Barr's idea of justice contradicts Peterson's desires. Upon announcing that federal executions will resume, Barr said the government owes "it to the victims and their families to carry forward the sentence imposed by our justice system," (which, in this case, was death, given that Lee was sentenced back in 1999). Barr's belief apparently holds true even when the victim's family says they don't support the killer's execution.
In January 1996, Daniel Lewis Lee, a white supremacist, helped Chevie Kehoe murder William Mueller, Nancy Mueller, and her 8-year-old daughter, Sarah Powell, in Tilly, Arkansas. Lee and Kehoe ambushed the family outside of their house, questioned the family about where they kept their money and guns, and proceeded to shoot them with a stun gun, cover their heads with plastic bags, and seal them with duct tape after finding $50,000 in cash, guns, and ammunition in the family's house (William Mueller was a gun dealer who owned a collection of guns and ammunition). The pair then drove the bodies to the Illinois Bayou where they weighted them and threw them into the water.
Kehoe and Lee wanted the family's cash and guns to fund a group called the "Aryan Peoples Republic" and establish a whites-only country in the Pacific Northwest.
On May 4, 1999, a jury convicted Kehoe and Lee of three capital murder counts, racketeering, and conspiracy to commit racketeering. The jury delivered a verdict of life in prison without parole to Kehoe. Lee, on the other hand, was sentenced to death on May 14 for committing the same crimes as Kehoe.

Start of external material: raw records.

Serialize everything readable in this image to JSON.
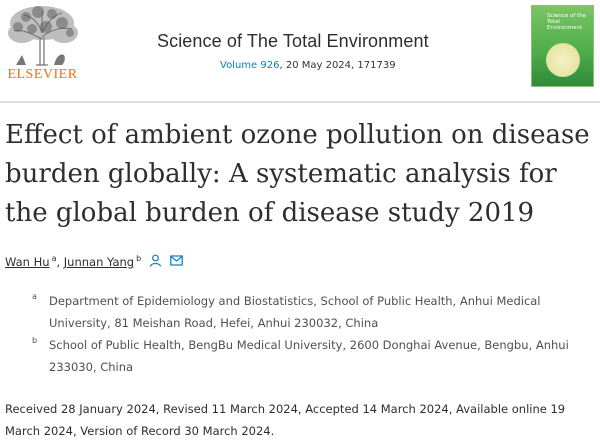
{
  "publisher": {
    "logo_text": "ELSEVIER",
    "logo_color": "#ff6c00"
  },
  "journal": {
    "title": "Science of The Total Environment",
    "volume_link": "Volume 926",
    "issue_details": ", 20 May 2024, 171739",
    "link_color": "#0c7dbb",
    "cover_title": "Science of the Total Environment"
  },
  "article": {
    "title": "Effect of ambient ozone pollution on disease burden globally: A systematic analysis for the global burden of disease study 2019"
  },
  "authors": [
    {
      "name": "Wan Hu",
      "affiliation": "a"
    },
    {
      "name": "Junnan Yang",
      "affiliation": "b"
    }
  ],
  "authors_separator": ",",
  "author_icons": [
    "person-icon",
    "envelope-icon"
  ],
  "affiliations": [
    {
      "mark": "a",
      "text": "Department of Epidemiology and Biostatistics, School of Public Health, Anhui Medical University, 81 Meishan Road, Hefei, Anhui 230032, China"
    },
    {
      "mark": "b",
      "text": "School of Public Health, BengBu Medical University, 2600 Donghai Avenue, Bengbu, Anhui 233030, China"
    }
  ],
  "history": "Received 28 January 2024, Revised 11 March 2024, Accepted 14 March 2024, Available online 19 March 2024, Version of Record 30 March 2024."
}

Peterson thinks that this outcome is unjust and has petitioned President Donald Trump—she voted for him in 2016 and plans to do so again—to grant Lee clemency. Lee is the first of five federal inmates on death row Barr is looking to execute. His execution is scheduled for December 9.

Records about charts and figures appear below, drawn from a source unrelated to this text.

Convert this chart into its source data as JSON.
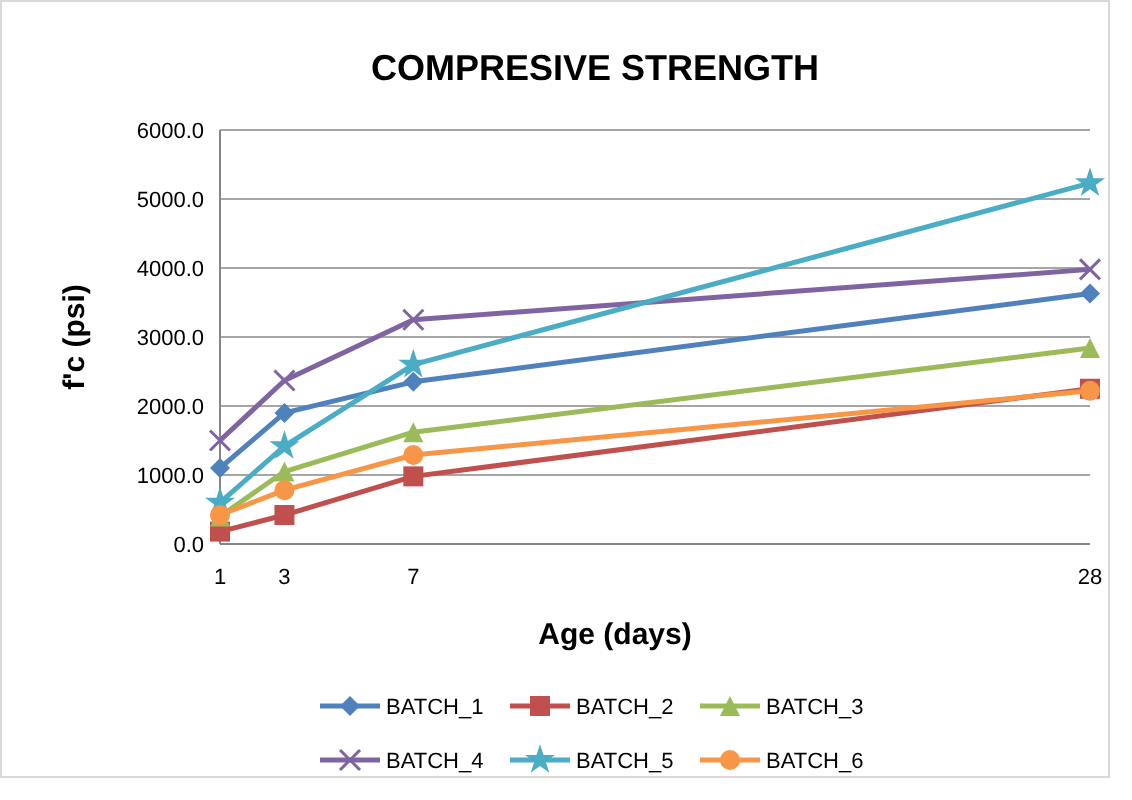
{
  "chart_data": {
    "type": "line",
    "title": "COMPRESIVE STRENGTH",
    "xlabel": "Age (days)",
    "ylabel": "f'c  (psi)",
    "x": [
      1,
      3,
      7,
      28
    ],
    "xlim": [
      1,
      28
    ],
    "xticks": [
      1,
      3,
      7,
      28
    ],
    "ylim": [
      0,
      6000
    ],
    "yticks": [
      {
        "value": 0,
        "label": "0.0"
      },
      {
        "value": 1000,
        "label": "1000.0"
      },
      {
        "value": 2000,
        "label": "2000.0"
      },
      {
        "value": 3000,
        "label": "3000.0"
      },
      {
        "value": 4000,
        "label": "4000.0"
      },
      {
        "value": 5000,
        "label": "5000.0"
      },
      {
        "value": 6000,
        "label": "6000.0"
      }
    ],
    "grid": "y",
    "legend": "bottom",
    "line_style": "solid",
    "series": [
      {
        "name": "BATCH_1",
        "color": "#4f81bd",
        "marker": "diamond",
        "values": [
          1100,
          1900,
          2350,
          3630
        ]
      },
      {
        "name": "BATCH_2",
        "color": "#c0504d",
        "marker": "square",
        "values": [
          180,
          420,
          980,
          2250
        ]
      },
      {
        "name": "BATCH_3",
        "color": "#9bbb59",
        "marker": "triangle",
        "values": [
          400,
          1050,
          1620,
          2840
        ]
      },
      {
        "name": "BATCH_4",
        "color": "#8064a2",
        "marker": "cross",
        "values": [
          1500,
          2370,
          3250,
          3980
        ]
      },
      {
        "name": "BATCH_5",
        "color": "#4bacc6",
        "marker": "star",
        "values": [
          600,
          1420,
          2600,
          5230
        ]
      },
      {
        "name": "BATCH_6",
        "color": "#f79646",
        "marker": "circle",
        "values": [
          420,
          780,
          1290,
          2220
        ]
      }
    ]
  }
}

Lee ended up on federal death row instead of Arkansas' death row because he was found guilty of conspiring to violate and violating the "Racketeer Influenced and Corrupt Organizations Act" (RICO). RICO allows a case that would typically be prosecuted at the state level to be prosecuted by the federal government if an individual committed at least two instances of 35 potential crimes within 10 years while acting as part of an ongoing criminal organization (in this case, the Aryan Peoples Republic).
Peterson believes the jury's prejudices led to Kehoe and Lee receiving different sentences.

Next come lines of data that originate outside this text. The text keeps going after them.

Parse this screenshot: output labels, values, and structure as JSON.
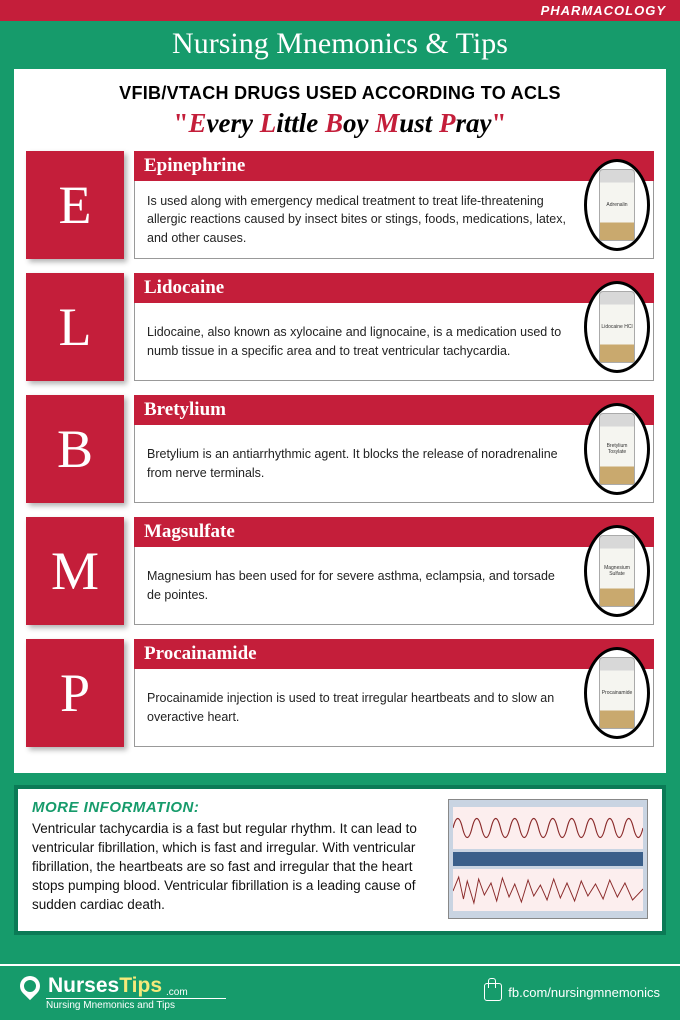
{
  "colors": {
    "background": "#169b6b",
    "accent_red": "#c41e3a",
    "white": "#ffffff",
    "info_border": "#0b7a56",
    "brand_yellow": "#f5e97a"
  },
  "header": {
    "category": "PHARMACOLOGY"
  },
  "title": "Nursing Mnemonics & Tips",
  "subtitle": "VFIB/VTACH DRUGS USED ACCORDING TO ACLS",
  "mnemonic": {
    "full": "\"Every Little Boy Must Pray\"",
    "words": [
      {
        "initial": "E",
        "rest": "very"
      },
      {
        "initial": "L",
        "rest": "ittle"
      },
      {
        "initial": "B",
        "rest": "oy"
      },
      {
        "initial": "M",
        "rest": "ust"
      },
      {
        "initial": "P",
        "rest": "ray"
      }
    ]
  },
  "drugs": [
    {
      "letter": "E",
      "name": "Epinephrine",
      "description": "Is used along with emergency medical treatment to treat life-threatening allergic reactions caused by insect bites or stings, foods, medications, latex, and other causes.",
      "vial_label": "Adrenalin"
    },
    {
      "letter": "L",
      "name": "Lidocaine",
      "description": "Lidocaine, also known as xylocaine and lignocaine, is a medication used to numb tissue in a specific area and to treat ventricular tachycardia.",
      "vial_label": "Lidocaine HCl"
    },
    {
      "letter": "B",
      "name": "Bretylium",
      "description": "Bretylium is an antiarrhythmic agent. It blocks the release of noradrenaline from nerve terminals.",
      "vial_label": "Bretylium Tosylate"
    },
    {
      "letter": "M",
      "name": "Magsulfate",
      "description": "Magnesium has been used for for severe asthma, eclampsia, and torsade de pointes.",
      "vial_label": "Magnesium Sulfate"
    },
    {
      "letter": "P",
      "name": "Procainamide",
      "description": "Procainamide injection is used to treat irregular heartbeats and to slow an overactive heart.",
      "vial_label": "Procainamide"
    }
  ],
  "info": {
    "heading": "MORE INFORMATION:",
    "body": "Ventricular tachycardia is a fast but regular rhythm. It can lead to ventricular fibrillation, which is fast and irregular. With ventricular fibrillation, the heartbeats are so fast and irregular that the heart stops pumping blood. Ventricular fibrillation is a leading cause of sudden cardiac death.",
    "ecg": {
      "strip1_type": "vtach_regular",
      "strip2_type": "vfib_irregular",
      "grid_color": "#f3c9c9",
      "trace_color": "#8a2a2a"
    }
  },
  "footer": {
    "brand_main": "Nurses",
    "brand_alt": "Tips",
    "brand_suffix": ".com",
    "brand_tagline": "Nursing Mnemonics and Tips",
    "social": "fb.com/nursingmnemonics"
  }
}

"Chevie Kehoe was dressed very nicely, like a young businessman, and Daniel Lee was not," Peterson said, noting that Lee was missing an eye and had a swastika tattooed on his neck. "He looked like an outlaw," and "was instantly judged the minute he walked into the courtroom," she says.
Both the presiding judge and the leading federal prosecutor in the joint trial, U.S. District Judge G. Thomas Eisele and Dan Stripling, wrote separate letters to then-U.S. Attorney General Eric Holder and U.S. Attorney Christopher Thyer in 2014 expressing their disagreement with the difference in sentencing.
The federal death penalty has been in place since 1988, but only three people have been executed by the federal government in that time, most notably Timothy McVeigh in 2001. Nobody has been executed at the federal level since 2003.
The return of the federal death penalty brings with it a host of dangers. Most notably, it eliminates the possibility that inmates may later be exonerated when new evidence appears. Across the country, 166 people have been exonerated while on death row over the past 50 years.